A MAJOR new study has dispelled the traditional view family meal times should be enjoyed together around the dinner table if youngsters are to pick up good eating habits.

The research found there was no evidence to suggest eating together with parents had an impact on good diet. It did find, however, that what was significant was that children ate the same food as the older members of the family.

As the study noted, it is common practice for parents to give different dinners to young children if they refuse to eat what is on offer that evening.

However, the research discovered youngsters who enjoyed the same as the rest of the family – even at different times – ate more fruit and vegetables, less fatty and salt-laden foods and fewer snacks, than those fed "child-friendly" alternatives.

Some 29% of children in the study never or only sometimes ate the same food as their parents for their main meal.

Dr Valeria Skafida, a medical sociologist at the Centre for Research on Families and Relationships at Edinburgh University, carried out the research, which examined the eating habits of 2332 children aged just under five in Scotland.

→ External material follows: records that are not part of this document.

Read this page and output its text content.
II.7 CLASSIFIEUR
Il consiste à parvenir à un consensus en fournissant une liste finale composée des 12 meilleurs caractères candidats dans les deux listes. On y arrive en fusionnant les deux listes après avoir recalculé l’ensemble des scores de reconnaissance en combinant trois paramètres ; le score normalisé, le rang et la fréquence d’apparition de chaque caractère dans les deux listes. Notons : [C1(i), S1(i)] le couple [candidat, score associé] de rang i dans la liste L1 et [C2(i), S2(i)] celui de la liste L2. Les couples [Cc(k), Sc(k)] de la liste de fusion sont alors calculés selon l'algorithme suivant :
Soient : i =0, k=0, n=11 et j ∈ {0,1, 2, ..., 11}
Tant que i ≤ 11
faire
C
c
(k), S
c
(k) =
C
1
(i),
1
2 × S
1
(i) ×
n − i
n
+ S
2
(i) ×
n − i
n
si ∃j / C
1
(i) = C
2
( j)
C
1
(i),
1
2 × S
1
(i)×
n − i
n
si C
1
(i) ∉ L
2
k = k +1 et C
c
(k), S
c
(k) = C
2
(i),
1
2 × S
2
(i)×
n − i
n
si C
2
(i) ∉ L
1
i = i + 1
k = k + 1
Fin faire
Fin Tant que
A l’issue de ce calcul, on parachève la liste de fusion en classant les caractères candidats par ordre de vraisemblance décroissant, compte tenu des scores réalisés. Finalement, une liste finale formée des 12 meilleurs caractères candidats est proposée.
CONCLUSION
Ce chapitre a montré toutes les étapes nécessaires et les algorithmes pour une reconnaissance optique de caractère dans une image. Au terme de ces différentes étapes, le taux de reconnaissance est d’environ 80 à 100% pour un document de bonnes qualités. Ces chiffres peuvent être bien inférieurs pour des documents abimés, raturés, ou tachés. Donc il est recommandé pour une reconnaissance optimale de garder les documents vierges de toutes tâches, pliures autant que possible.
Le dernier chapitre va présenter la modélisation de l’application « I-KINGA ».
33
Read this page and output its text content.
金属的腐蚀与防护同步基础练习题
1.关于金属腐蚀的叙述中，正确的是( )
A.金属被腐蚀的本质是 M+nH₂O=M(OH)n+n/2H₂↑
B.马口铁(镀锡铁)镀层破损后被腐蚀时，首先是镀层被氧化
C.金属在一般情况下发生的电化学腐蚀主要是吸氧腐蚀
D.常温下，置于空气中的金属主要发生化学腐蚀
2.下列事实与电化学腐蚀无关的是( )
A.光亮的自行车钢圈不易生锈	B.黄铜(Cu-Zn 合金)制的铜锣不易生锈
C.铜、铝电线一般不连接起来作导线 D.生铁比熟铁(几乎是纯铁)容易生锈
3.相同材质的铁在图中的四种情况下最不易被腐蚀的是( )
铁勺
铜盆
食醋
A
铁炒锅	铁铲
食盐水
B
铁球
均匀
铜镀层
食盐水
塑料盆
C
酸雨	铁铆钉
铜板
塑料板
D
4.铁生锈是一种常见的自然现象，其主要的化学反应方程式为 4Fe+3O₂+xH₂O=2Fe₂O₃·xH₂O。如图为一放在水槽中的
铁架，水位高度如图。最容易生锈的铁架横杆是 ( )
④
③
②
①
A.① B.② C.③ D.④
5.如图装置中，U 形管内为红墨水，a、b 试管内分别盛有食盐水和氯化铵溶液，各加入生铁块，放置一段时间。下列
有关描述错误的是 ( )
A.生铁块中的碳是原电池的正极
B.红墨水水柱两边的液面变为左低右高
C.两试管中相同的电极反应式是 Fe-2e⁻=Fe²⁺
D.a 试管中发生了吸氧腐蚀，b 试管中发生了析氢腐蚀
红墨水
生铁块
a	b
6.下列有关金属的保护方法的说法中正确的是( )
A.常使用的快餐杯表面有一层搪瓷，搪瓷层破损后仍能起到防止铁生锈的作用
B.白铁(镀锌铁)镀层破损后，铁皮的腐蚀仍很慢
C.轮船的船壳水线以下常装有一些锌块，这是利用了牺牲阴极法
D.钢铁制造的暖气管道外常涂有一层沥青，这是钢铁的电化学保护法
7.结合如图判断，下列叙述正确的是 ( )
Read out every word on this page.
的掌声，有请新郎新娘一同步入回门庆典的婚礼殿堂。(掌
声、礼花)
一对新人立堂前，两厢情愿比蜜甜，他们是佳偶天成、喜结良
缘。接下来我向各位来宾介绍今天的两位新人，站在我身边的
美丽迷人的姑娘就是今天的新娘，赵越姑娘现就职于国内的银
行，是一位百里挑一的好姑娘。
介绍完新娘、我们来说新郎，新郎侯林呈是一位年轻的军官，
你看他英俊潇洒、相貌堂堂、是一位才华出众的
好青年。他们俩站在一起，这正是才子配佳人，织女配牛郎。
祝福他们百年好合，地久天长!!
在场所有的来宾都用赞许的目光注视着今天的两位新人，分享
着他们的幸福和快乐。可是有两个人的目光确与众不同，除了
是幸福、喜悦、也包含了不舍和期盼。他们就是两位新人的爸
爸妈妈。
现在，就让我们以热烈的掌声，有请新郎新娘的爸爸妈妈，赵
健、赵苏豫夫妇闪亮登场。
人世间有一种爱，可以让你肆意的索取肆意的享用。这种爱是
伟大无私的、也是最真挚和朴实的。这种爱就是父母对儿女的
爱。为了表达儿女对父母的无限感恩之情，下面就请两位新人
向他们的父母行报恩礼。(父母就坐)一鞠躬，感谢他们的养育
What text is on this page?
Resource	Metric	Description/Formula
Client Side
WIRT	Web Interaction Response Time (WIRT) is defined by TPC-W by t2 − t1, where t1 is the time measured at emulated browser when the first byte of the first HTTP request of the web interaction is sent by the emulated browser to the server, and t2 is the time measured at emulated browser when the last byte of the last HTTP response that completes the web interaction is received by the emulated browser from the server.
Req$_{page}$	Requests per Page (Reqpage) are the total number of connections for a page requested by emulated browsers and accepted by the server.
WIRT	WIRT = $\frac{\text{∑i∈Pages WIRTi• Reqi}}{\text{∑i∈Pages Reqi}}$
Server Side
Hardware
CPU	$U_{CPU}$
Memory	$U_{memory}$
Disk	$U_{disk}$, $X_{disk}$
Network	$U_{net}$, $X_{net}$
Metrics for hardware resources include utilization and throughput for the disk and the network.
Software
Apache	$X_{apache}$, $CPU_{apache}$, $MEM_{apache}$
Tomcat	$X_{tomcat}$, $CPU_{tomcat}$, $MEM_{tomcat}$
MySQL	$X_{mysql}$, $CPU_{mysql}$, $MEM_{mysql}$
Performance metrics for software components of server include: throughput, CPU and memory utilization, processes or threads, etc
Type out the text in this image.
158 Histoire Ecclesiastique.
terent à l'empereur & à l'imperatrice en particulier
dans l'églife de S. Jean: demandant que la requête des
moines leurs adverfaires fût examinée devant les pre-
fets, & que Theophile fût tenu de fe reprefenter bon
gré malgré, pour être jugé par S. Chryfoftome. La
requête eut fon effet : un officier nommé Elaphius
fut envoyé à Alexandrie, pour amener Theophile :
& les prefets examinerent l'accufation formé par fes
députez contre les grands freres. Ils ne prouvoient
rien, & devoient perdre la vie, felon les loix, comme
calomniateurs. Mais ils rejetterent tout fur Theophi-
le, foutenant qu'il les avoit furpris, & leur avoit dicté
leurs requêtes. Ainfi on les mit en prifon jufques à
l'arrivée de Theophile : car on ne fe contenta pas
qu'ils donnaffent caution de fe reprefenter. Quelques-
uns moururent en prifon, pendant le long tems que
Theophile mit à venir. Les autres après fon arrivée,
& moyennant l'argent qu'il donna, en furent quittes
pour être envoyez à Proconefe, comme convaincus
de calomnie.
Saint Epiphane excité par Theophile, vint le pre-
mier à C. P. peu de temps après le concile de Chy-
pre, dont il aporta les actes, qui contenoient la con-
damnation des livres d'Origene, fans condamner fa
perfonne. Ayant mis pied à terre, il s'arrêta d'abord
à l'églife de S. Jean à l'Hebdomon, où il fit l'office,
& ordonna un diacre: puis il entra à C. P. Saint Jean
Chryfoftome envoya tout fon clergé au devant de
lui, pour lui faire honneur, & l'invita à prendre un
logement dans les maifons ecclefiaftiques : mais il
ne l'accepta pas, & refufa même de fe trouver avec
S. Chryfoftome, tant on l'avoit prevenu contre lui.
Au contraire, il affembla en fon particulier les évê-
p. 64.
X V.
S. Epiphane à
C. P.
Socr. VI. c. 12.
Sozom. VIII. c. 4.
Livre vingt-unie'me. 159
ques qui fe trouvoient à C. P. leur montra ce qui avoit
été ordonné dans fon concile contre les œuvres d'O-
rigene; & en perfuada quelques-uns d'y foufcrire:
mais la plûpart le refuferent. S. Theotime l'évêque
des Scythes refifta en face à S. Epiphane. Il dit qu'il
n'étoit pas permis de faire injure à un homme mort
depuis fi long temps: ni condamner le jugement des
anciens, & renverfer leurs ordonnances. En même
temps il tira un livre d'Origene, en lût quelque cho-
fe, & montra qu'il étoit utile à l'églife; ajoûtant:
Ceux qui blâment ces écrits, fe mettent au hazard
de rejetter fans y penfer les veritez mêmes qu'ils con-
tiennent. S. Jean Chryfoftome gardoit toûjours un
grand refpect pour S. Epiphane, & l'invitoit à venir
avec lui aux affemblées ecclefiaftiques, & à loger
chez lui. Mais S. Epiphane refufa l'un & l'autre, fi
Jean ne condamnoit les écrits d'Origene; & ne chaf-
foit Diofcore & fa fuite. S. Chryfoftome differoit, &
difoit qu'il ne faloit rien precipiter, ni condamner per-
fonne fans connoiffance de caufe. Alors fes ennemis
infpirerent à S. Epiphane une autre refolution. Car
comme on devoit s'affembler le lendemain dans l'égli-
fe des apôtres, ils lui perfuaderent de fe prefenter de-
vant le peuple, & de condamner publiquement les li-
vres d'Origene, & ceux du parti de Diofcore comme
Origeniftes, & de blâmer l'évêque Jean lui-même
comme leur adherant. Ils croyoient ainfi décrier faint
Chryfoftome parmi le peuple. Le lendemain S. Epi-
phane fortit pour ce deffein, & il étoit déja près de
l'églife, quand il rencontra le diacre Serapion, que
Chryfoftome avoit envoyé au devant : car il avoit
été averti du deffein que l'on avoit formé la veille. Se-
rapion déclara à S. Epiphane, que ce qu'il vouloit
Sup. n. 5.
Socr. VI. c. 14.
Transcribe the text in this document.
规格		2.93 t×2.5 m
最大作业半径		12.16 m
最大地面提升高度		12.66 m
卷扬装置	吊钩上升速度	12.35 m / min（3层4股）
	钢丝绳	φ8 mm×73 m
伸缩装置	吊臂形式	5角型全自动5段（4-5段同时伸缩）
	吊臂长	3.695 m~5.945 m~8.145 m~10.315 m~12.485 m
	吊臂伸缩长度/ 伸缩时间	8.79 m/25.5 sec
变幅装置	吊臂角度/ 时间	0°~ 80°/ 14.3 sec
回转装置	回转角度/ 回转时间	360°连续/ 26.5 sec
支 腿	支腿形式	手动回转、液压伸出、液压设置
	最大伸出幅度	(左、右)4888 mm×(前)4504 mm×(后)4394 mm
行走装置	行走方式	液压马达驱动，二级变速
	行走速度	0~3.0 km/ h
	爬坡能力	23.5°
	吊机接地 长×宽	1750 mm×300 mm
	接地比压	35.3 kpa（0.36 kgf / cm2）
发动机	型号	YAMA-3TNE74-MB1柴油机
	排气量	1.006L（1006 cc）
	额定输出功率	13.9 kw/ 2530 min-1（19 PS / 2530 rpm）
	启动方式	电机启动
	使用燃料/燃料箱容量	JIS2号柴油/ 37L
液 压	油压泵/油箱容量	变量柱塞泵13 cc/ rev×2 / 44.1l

Data was collected by the Scottish Government's Growing up in Scotland study.

Ms Skafida analysed the quality of the four-year-olds' diets by examining how often they ate fruit and vegetables, as well as crisps, sweets and had fizzy drinks and whether they snacked between meals.

Her paper said: "When children refuse to eat adult food during the family meal, it is a common coping strategy for parents to create separate and different child-friendly food alternatives often of inferior nutritional value to the family meal.

"This seems to be a widespread phenomenon, also reflected in child menus offered at restaurants which are typically of poorer nutritional value than adult equivalents."

Ms Skafida also claimed eating the same food as parents is linked to better dietary quality in children because 'child-friendly' alternatives to adult food are likely to be nutritionally inferior.

The less often children ate the same food as parents, the poorer their diets were, she found.

The study added: "Children are nutritionally better-off by eating the same food as parents, and this holds independently of whether children eat meals together or not. Eating at the same time as the rest of the family or eating with parents, are not significantly associated with diet."

Parents Ivonne and Joseph Hughes, however, testify to the benefits of joint meals together with their two children.

Iliana, five, and Oscar, two, eat the same dishes as their parents, and have done so since they were about nine months old.

"Food is important to both Joseph and me," said Mrs Hughes, 40, an environmental scientist who lives in the south side of Glasgow. "I enjoy cooking and we wanted our children to eat a wide variety of food. It was a conscious decision to get them to eat the same as us and it also made sense on a practical level. I just have to make one dinner rather than separate dinners for the adults and children."

The Family Meal Panacea; exploring how different aspects of family meal occurance, meal habits and meal enjoyment relate to young children's diets, was published earlier this month in the journal Sociology of Health and Illness. It also looked at when and where children ate, whether meal times were enjoyable and the family's socio-economic characteristics.

Scottish children have among the worst diets in the developed world and improving what they eat is a key public health ambition.

Around 35% of teenage girls in Scotland are overweight or obese – more than anywhere else in Europe, according to 2012 data from the International Association for the Study of Obesity.

Ryan James, chairman of Glasgow Restaurant Association, and owner of the restaurants Two Fat Ladies and The Buttery, said the findings made sense.

"In my restaurants we offer smaller portions to children rather than children's menus and I think there is a move towards this," he said.

"When I was growing up it was a case of either 'liking it or lumping it' and there's maybe a good case for going back to that."

A spokeswoman for the Scottish Government said: "We are working with the industry and consumers to make sure food is as healthy as possible and it is easy to make healthy choices.

"Research shows that when a parent eats healthily and takes exercise it is more likely their children will too."

l Celebrity chefs are exacerbating the country's obesity crisis by encouraging people to eat fatty dishes, a new study has claimed.

Nutrition experts tested more than 900 recipes from 26 famous cooks and found 87% fell "substantially short" of the Government's healthy eating recommendations. Just 13% used ingredients to create "healthy" meals in line with the Food Standards Agency's guidelines, researchers from Coventry University said.

The study, published in the Food and Public Health journal, found many celebrity chef recipes contained undesirable levels of saturated fatty acids, sugars and salt which are linked to obesity, diabetes and heart disease.